WiMax will spur 3G services

Third-generation (3G) mobile communications will soon reach primetime in Asia, and the introduction of WiMax will only serve to fuel the demand, say operators.

SINGAPORE--WiMax will make the market for mobile broadband more competitive and, in turn, help drive the uptake of 3G, says one industry observer.

Speaking at the CommunciAsia conference Tuesday, Don Rae, chief operations advisor of Philippine mobile operator Smart Communications, noted that if challenger operators roll out WiMax services, "it will create more noise in the industry", and push 3G operators to ramp up their services.

Although Rae thanks Intel for developing the wireless broadband standard, he added that whether WiMax will actually become a viable option for operators to roll out mobile broadband services is another matter.

Dato Abdul Wahid Omar, Group CEO of Telekom Malaysia, said the technology choice boils down to what is required and how much it costs. "We don't really care about the technology as long as it serves our needs at the most affordable costs," said Wahid Omar.

He added that Celcom, the mobile arm of Telekom Malaysia, will not hesitate to roll out WiMax services once they are comfortable with the technology.

Primetime 3G
Momentum for third-generation (3G) mobile servics is picking up, thanks to more affordable handsets.

"3G is about to be primetime business for our part of the world," Rae said. "The arrival of low-cost handsets will drive down the cost of providing the service. As soon as one affordable handset comes along, the rest of the industry will change."

According to Rae, 3G handset sales in the Philippines have reached 1 million and continues to grow.

In Malaysia, the cost of 3G handsets has dropped significantly from an initial price of 3,000 ringgit (US$874) to 500 ringgit (US$145) today, said Wahid Omar.
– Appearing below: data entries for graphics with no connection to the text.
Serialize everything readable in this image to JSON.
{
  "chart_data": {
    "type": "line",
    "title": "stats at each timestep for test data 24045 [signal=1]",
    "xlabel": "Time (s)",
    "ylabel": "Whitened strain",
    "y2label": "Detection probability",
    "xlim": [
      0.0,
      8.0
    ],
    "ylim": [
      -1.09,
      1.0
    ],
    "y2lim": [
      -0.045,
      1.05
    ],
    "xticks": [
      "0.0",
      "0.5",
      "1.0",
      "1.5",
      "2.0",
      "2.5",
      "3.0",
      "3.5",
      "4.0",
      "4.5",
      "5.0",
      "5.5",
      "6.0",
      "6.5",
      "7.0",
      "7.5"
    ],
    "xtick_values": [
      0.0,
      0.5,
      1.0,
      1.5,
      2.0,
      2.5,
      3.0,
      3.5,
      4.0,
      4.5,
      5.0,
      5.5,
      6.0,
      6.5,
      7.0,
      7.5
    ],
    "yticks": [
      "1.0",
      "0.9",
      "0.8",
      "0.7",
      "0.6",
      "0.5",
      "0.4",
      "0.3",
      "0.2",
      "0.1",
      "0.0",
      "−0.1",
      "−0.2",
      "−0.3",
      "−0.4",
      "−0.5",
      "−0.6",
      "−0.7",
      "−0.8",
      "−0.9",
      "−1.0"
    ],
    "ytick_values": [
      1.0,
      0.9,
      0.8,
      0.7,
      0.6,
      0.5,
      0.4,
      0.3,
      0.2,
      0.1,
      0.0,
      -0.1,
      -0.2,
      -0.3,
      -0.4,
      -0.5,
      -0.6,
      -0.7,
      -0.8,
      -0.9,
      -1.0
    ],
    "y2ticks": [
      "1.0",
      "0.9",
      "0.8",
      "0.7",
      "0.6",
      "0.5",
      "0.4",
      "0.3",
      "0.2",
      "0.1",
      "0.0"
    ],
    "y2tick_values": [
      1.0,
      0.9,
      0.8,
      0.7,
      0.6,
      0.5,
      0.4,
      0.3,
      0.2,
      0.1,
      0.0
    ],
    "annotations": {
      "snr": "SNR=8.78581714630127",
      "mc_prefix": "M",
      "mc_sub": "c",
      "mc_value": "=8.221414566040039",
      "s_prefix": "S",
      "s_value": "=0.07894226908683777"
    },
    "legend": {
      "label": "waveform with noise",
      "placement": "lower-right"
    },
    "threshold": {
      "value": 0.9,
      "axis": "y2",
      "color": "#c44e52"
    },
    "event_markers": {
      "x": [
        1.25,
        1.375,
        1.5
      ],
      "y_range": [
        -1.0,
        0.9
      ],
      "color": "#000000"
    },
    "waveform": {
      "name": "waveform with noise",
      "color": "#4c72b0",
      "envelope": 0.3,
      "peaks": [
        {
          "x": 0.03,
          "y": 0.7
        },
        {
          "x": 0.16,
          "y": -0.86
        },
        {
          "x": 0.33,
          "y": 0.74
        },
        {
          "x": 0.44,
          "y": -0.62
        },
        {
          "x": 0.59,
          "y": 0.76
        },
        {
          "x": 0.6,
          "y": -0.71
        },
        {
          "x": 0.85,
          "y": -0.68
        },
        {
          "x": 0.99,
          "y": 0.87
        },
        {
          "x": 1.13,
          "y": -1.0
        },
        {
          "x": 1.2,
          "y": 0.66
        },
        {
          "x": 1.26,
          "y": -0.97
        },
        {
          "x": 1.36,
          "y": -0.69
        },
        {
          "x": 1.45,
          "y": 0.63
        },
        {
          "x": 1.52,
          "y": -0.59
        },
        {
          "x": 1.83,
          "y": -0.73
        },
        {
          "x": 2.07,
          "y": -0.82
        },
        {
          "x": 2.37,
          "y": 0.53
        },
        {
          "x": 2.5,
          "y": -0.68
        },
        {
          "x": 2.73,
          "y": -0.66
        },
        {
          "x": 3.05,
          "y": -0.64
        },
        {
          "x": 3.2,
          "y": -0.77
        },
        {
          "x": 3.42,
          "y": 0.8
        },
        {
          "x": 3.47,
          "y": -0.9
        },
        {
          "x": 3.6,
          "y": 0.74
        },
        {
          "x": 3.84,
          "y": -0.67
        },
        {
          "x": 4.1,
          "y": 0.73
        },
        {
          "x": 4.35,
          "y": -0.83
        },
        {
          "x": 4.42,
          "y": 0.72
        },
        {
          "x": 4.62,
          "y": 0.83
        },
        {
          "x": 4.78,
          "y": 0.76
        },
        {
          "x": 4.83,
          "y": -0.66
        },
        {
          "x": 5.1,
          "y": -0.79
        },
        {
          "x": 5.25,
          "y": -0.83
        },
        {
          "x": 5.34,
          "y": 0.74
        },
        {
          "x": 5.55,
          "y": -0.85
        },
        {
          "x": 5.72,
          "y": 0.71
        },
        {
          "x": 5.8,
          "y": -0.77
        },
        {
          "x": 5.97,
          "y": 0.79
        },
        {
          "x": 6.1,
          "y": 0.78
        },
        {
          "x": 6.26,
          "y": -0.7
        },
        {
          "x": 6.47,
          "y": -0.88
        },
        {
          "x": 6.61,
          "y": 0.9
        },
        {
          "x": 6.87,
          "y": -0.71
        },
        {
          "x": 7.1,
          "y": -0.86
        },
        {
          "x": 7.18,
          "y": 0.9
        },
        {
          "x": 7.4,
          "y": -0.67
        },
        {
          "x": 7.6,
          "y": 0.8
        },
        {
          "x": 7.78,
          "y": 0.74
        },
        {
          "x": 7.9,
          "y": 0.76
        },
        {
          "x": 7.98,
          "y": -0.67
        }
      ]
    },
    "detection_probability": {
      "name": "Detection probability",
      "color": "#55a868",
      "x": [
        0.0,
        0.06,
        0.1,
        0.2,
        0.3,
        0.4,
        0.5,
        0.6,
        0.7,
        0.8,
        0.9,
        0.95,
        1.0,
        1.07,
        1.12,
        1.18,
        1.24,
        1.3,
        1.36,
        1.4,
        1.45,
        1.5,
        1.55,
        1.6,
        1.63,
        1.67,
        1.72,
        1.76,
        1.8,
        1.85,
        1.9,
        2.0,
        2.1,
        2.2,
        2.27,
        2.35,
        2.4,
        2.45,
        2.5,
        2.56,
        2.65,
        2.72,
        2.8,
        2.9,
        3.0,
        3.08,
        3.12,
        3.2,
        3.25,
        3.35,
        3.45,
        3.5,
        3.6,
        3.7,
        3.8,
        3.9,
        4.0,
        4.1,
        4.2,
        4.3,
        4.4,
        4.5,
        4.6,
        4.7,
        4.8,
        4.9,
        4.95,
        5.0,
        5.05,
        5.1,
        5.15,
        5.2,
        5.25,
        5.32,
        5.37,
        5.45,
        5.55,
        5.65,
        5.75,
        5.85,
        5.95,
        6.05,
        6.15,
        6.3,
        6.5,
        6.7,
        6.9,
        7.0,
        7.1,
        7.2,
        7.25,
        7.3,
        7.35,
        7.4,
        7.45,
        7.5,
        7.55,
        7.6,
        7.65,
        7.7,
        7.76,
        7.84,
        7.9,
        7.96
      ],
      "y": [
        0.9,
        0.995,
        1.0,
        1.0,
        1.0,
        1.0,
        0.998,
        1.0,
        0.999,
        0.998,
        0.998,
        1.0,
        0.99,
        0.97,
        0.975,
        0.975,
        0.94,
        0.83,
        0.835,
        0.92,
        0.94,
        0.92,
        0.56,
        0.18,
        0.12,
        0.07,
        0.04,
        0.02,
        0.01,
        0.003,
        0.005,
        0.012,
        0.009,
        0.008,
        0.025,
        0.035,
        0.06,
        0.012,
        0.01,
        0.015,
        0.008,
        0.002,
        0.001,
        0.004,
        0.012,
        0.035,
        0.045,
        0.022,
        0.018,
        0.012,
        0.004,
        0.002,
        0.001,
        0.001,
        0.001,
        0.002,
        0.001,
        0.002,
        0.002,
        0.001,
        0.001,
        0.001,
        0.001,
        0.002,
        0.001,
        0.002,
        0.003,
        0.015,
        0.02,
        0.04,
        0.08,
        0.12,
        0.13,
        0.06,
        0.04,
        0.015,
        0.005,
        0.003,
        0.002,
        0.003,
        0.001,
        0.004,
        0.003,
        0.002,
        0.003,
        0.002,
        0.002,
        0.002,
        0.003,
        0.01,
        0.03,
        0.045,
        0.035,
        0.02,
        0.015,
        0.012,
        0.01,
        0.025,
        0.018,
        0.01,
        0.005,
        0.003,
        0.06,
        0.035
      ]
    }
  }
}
Noting the fall in price points for other related 3G areas, the senior Telekom Malaysia executive said: "The low cost of 3G base stations, at one-third the price of previous 2G base stations, will help ease the rollout. "However, usually, more base stations are required for 3G rollout because [the base station supports] a smaller coverage area," he added.
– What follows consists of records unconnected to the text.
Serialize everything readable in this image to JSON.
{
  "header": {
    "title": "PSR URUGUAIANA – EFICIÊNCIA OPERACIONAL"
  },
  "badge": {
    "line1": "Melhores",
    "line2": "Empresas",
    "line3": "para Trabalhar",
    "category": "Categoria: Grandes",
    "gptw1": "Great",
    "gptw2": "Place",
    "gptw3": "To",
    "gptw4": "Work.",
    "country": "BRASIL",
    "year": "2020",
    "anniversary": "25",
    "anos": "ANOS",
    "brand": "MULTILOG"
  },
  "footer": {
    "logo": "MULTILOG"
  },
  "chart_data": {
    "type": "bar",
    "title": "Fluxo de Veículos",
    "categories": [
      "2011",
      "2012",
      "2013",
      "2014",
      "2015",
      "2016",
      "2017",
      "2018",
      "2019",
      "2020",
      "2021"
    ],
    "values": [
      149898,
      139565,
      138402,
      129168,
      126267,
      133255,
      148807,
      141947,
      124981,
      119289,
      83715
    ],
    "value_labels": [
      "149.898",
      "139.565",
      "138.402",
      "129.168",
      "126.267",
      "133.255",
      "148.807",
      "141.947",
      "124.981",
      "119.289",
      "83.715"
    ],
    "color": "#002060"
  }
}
Wahid Omar also pointed out another positive sign. "3G revenue trends are also encouraging," he said. Average revenue per subscriber (ARPU) for 3G was nearly 2.5 times higher than the ARPU for 2G last year.

Since the commercial launch of 3G in Malaysia 18 months ago, the total number of 3G subscribers from mobile operators Maxis and Celcom has hit half a million, he added.

In Singapore, the number of 3G subscribers grew from only 96,900 in October 2005 to over 1.1 million in April 2007, according to the country's Infocomm Development Authority.

Georgina Tang is a freelance IT journalist based in Singapore.